Und jetzt noch kurz zu meinen Zukunftsplaenen: Ich habe mich jetzt endgueltig entschieden, die Tour Anfang Juli aus verschiedenen Gruenden zu unterbrechen und von Barcelona aus nach Bremen zu fliegen. Ich weiss leider noch ueberhaupt nicht, wie mein Weg nach Barcelona aussieht, moechte aber mindestens die letzte Woche in dieser Stadt, die mir immer wieder empfohlen wird, verbringen.

In Deutschland versuche ich dann viel zu arbeiten, mir Geld fuer die naechste Tour anzusparen und mich dann in andere Gebiete dieser Welt zu wagen, als ewiger Wanderer.

Falls jemand von euch jemanden (Firma, Verein, etc.) kennt, der gerne eine Homepage haette, ich stehe nach meiner Rueckkehr fuer jegliche Webdesign-Projekte zur Verfuegung.

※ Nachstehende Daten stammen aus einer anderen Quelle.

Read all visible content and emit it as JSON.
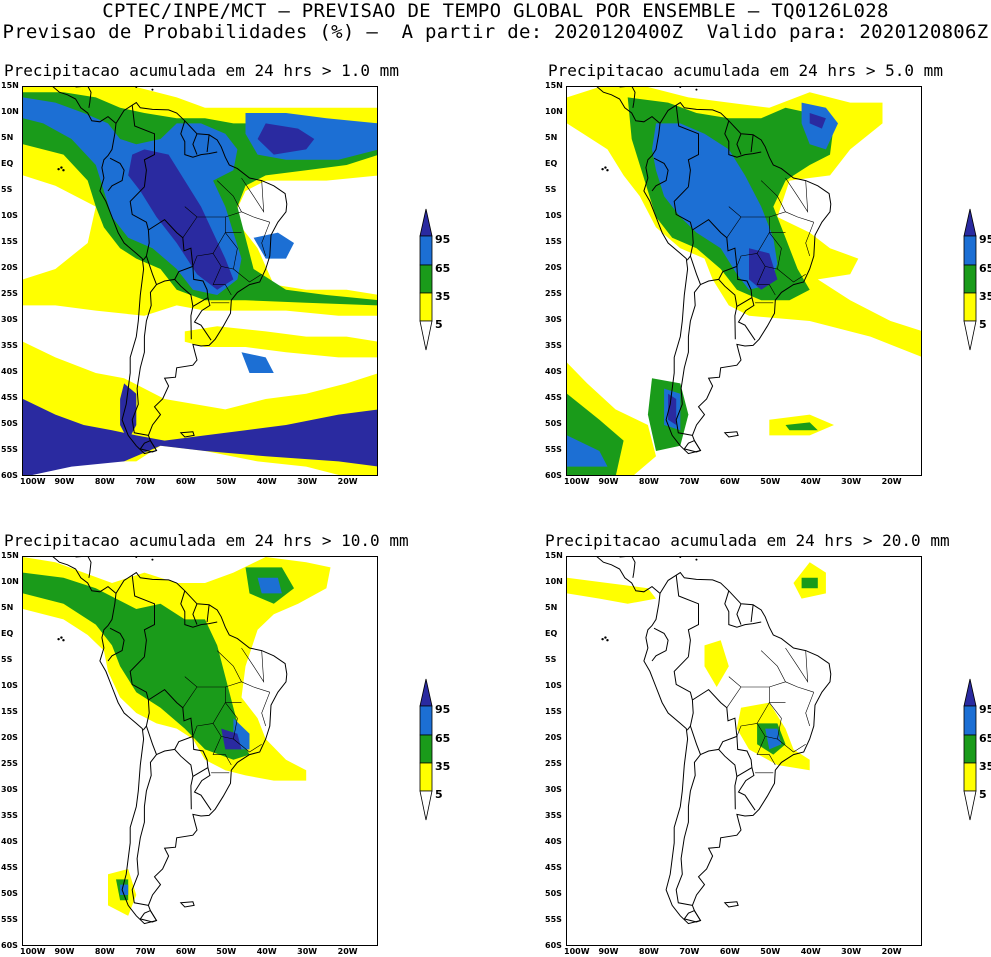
{
  "header": {
    "line1": "CPTEC/INPE/MCT — PREVISAO DE TEMPO GLOBAL POR ENSEMBLE — TQ0126L028",
    "line2": "Previsao de Probabilidades (%) —  A partir de: 2020120400Z  Valido para: 2020120806Z"
  },
  "legend_levels": [
    "95",
    "65",
    "35",
    "5"
  ],
  "colors": {
    "p5": "#ffff00",
    "p35": "#1a9b1a",
    "p65": "#1c6fd4",
    "p95": "#2a2aa0",
    "coast": "#000000"
  },
  "axes": {
    "lat_labels": [
      "15N",
      "10N",
      "5N",
      "EQ",
      "5S",
      "10S",
      "15S",
      "20S",
      "25S",
      "30S",
      "35S",
      "40S",
      "45S",
      "50S",
      "55S",
      "60S"
    ],
    "lon_labels": [
      "100W",
      "90W",
      "80W",
      "70W",
      "60W",
      "50W",
      "40W",
      "30W",
      "20W"
    ]
  },
  "panels": [
    {
      "title": "Precipitacao acumulada em 24 hrs > 1.0 mm"
    },
    {
      "title": "Precipitacao acumulada em 24 hrs > 5.0 mm"
    },
    {
      "title": "Precipitacao acumulada em 24 hrs > 10.0 mm"
    },
    {
      "title": "Precipitacao acumulada em 24 hrs > 20.0 mm"
    }
  ]
}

Soo, jetzt ganz liebe Gruesse, bis zum naechsten Eintrag, euer Flo

Sonntag, 4. Mai 2008

Klack, Klack, Klack, Klack, Klack - und Paris

Es viel Zeit vergangen seit dem letzten Eintrag, den ich mir eben nochmal durchgelesen habe und feststellen musste, dass er unheimlich partizipienlastig ist. Der Grund dafuer liegt wahrscheinlich in der partizienliebenden Schreibweise von Guenter Grass, dessen Buch ich die letzten Wochen gelesen habe und auch darin, dass ich hier fast nur Englisch spreche und diese Sprache Partizipien auch viel haeufiger gebraucht als die Deutsche.

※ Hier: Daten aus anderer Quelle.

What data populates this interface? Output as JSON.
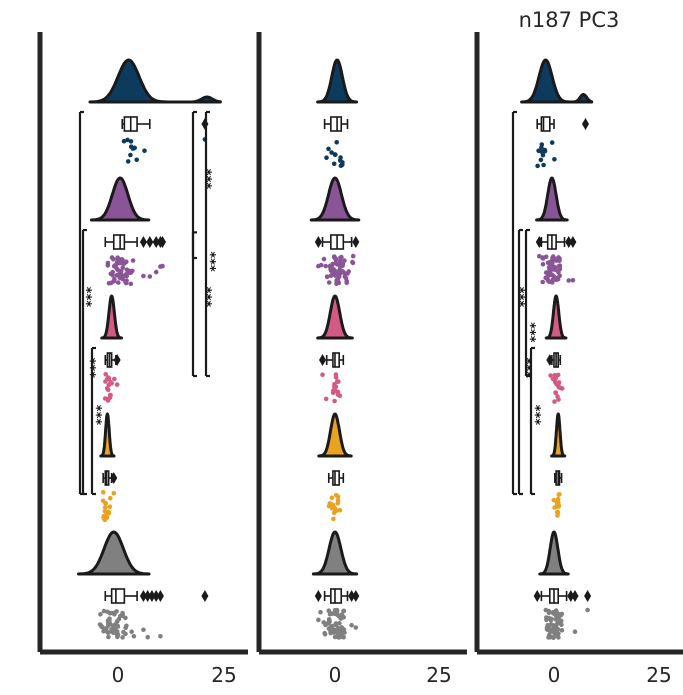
{
  "chart_data": [
    {
      "type": "raincloud",
      "title": "",
      "xlim": [
        -18,
        25
      ],
      "xticks": [
        0,
        25
      ],
      "groups": [
        {
          "name": "",
          "color": "#0d3b5e",
          "kde_peak": 2.5,
          "kde_width": 3.5,
          "secondary_peak": 21,
          "secondary_weight": 0.12,
          "box": [
            1.5,
            3,
            4.5,
            1,
            7.5
          ],
          "outliers": [
            20.5
          ]
        },
        {
          "name": "",
          "color": "#8a5597",
          "kde_peak": 0.5,
          "kde_width": 2.6,
          "secondary_peak": null,
          "secondary_weight": 0,
          "box": [
            -1,
            0.5,
            1.5,
            -3,
            4.5
          ],
          "outliers": [
            6,
            7.5,
            9,
            10,
            10.5
          ]
        },
        {
          "name": "",
          "color": "#d45a86",
          "kde_peak": -1.5,
          "kde_width": 0.9,
          "secondary_peak": null,
          "secondary_weight": 0,
          "box": [
            -2.5,
            -2,
            -1.5,
            -3,
            -0.5
          ],
          "outliers": [
            -0.2
          ]
        },
        {
          "name": "",
          "color": "#e8a320",
          "kde_peak": -2.5,
          "kde_width": 0.6,
          "secondary_peak": null,
          "secondary_weight": 0,
          "box": [
            -3,
            -2.7,
            -2.2,
            -3.5,
            -1.5
          ],
          "outliers": [
            -1
          ]
        },
        {
          "name": "",
          "color": "#808080",
          "kde_peak": -1,
          "kde_width": 3.2,
          "secondary_peak": null,
          "secondary_weight": 0,
          "box": [
            -1.5,
            -0.5,
            1.5,
            -3,
            4.5
          ],
          "outliers": [
            6,
            7,
            8,
            9,
            10,
            20.5
          ]
        }
      ],
      "significance": [
        {
          "from": 0,
          "to": 1,
          "label": "***"
        },
        {
          "from": 1,
          "to": 2,
          "label": "***"
        },
        {
          "from": 0,
          "to": 2,
          "label": "***"
        },
        {
          "from": 1,
          "to": 3,
          "label": "***"
        },
        {
          "from": 2,
          "to": 3,
          "label": "***"
        },
        {
          "from": 0,
          "to": 3,
          "label": "***"
        }
      ]
    },
    {
      "type": "raincloud",
      "title": "",
      "xlim": [
        -18,
        25
      ],
      "xticks": [
        0,
        25
      ],
      "groups": [
        {
          "name": "",
          "color": "#0d3b5e",
          "kde_peak": 0.5,
          "kde_width": 1.8,
          "secondary_peak": null,
          "secondary_weight": 0,
          "box": [
            -1,
            0.5,
            1.5,
            -2.5,
            3
          ],
          "outliers": []
        },
        {
          "name": "",
          "color": "#8a5597",
          "kde_peak": 0,
          "kde_width": 2.2,
          "secondary_peak": null,
          "secondary_weight": 0,
          "box": [
            -1,
            0.5,
            2,
            -3,
            4
          ],
          "outliers": [
            -4,
            5
          ]
        },
        {
          "name": "",
          "color": "#d45a86",
          "kde_peak": 0,
          "kde_width": 1.6,
          "secondary_peak": null,
          "secondary_weight": 0,
          "box": [
            -0.5,
            0,
            1,
            -2,
            2
          ],
          "outliers": [
            -3
          ]
        },
        {
          "name": "",
          "color": "#e8a320",
          "kde_peak": 0,
          "kde_width": 1.5,
          "secondary_peak": null,
          "secondary_weight": 0,
          "box": [
            -0.5,
            0,
            1,
            -1.5,
            2
          ],
          "outliers": []
        },
        {
          "name": "",
          "color": "#808080",
          "kde_peak": 0,
          "kde_width": 2.0,
          "secondary_peak": null,
          "secondary_weight": 0,
          "box": [
            -1,
            0,
            1.5,
            -2.5,
            3
          ],
          "outliers": [
            -4,
            4,
            5
          ]
        }
      ],
      "significance": []
    },
    {
      "type": "raincloud",
      "title": "n187 PC3",
      "xlim": [
        -18,
        25
      ],
      "xticks": [
        0,
        25
      ],
      "groups": [
        {
          "name": "",
          "color": "#0d3b5e",
          "kde_peak": -2,
          "kde_width": 2.2,
          "secondary_peak": 7,
          "secondary_weight": 0.18,
          "box": [
            -3,
            -2.5,
            -1,
            -4,
            0
          ],
          "outliers": [
            7.5
          ]
        },
        {
          "name": "",
          "color": "#8a5597",
          "kde_peak": -0.5,
          "kde_width": 1.4,
          "secondary_peak": null,
          "secondary_weight": 0,
          "box": [
            -1.5,
            -0.5,
            0.5,
            -3,
            2.5
          ],
          "outliers": [
            -3.5,
            3.5,
            4.5
          ]
        },
        {
          "name": "",
          "color": "#d45a86",
          "kde_peak": 0.5,
          "kde_width": 0.9,
          "secondary_peak": null,
          "secondary_weight": 0,
          "box": [
            0,
            0.5,
            1,
            -0.5,
            1.5
          ],
          "outliers": [
            -1
          ]
        },
        {
          "name": "",
          "color": "#e8a320",
          "kde_peak": 1,
          "kde_width": 0.6,
          "secondary_peak": null,
          "secondary_weight": 0,
          "box": [
            0.5,
            1,
            1.3,
            0.2,
            1.8
          ],
          "outliers": []
        },
        {
          "name": "",
          "color": "#808080",
          "kde_peak": 0,
          "kde_width": 1.3,
          "secondary_peak": null,
          "secondary_weight": 0,
          "box": [
            -1,
            0,
            1,
            -3,
            3
          ],
          "outliers": [
            -4,
            4,
            5,
            8
          ]
        }
      ],
      "significance": [
        {
          "from": 1,
          "to": 2,
          "label": "***"
        },
        {
          "from": 1,
          "to": 3,
          "label": "***"
        },
        {
          "from": 2,
          "to": 3,
          "label": "***"
        },
        {
          "from": 0,
          "to": 3,
          "label": "***"
        }
      ]
    }
  ]
}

Wie auch immer, ich werde versuchen mich zu bessern und einfach mal in simpler strukturierten Saetzen zu schreiben:

La Rochelle - so heisst der Ort, in dem ich mich bereits jetzt befinde. Gestern habe ich mein 50-taegiges Jubilaeum mit 148 Radelkilometern von Thouars ueber Parthenay und Niort nach La Rochelle gefeiert und bin deshalb viel schneller als erwartet am atlantischen Ozean angekommen. Am Tag zuvor habe ich bereits 113 Kilometer von Tours nach Thouars (ja, das sind zwei unterschiedliche Staedte!) zurueckgelegt und dachte, diesen Rekord koenne ich kaum noch ueberbieten. Tja, der Wind stand aber guenstig, das Land war meist flach und die Sonne schien mir ins Gesicht. Unter diesen Bedingungen kann man durchaus knapp 9 Stunden im Sattel sitzen und knapp 150 Kilometer zuruecklegen. Dazu kommt noch, dass mir 15 Kilometer vor Orlèans, mitten im Wald unter lautem Klack, Klack, Klack, Klack, Klack 5 Speichen gebrochen sind, natuerlich vom Hinterrad. Was also laut anderen Fernradlern jedem Fernradler mal passiert, ist also auch mir passiert. Ich musste die restliche Strecke schiebend zuruecklegen und habe mir in Orlèans einen neuen Hinterreifen gekauft. Zwei Tage spaeter, in Thours, ist mir dann auch noch der (zu diesem Zeitpunkt noch alte) Mantel geplatzt und hat den Schlauch mit in den Tod gerissen. Dies bedeutete fuer mich, dass ich zu einer Verabredung nicht rechtzeitig kommen konnte und daher die Maaike, einer hollaendischen Grundschullehrerin, die das jetzt hoffentlich liest und versteht, leider nicht mehr angetroffen habe. Der Fahrradladen war noch auf, ich habe mir in Rekordzeit neuen Mantel und Schlauch gekauft, durfte in die Werkstatt und alles selbst auswechseln, bin dennoch 20 Minuten zu spaet gekommen und Maaike war nicht mehr da. Da der Mantel nicht richtig sass und der naechste Tag der tolle 1. Mai war, musste ich einen ungeplanten Tag Auszeit in Tours nehmen und konnte mit wieder neuem Mantel erst am 2. Mai weiter radeln und von da an funktionierte alles super.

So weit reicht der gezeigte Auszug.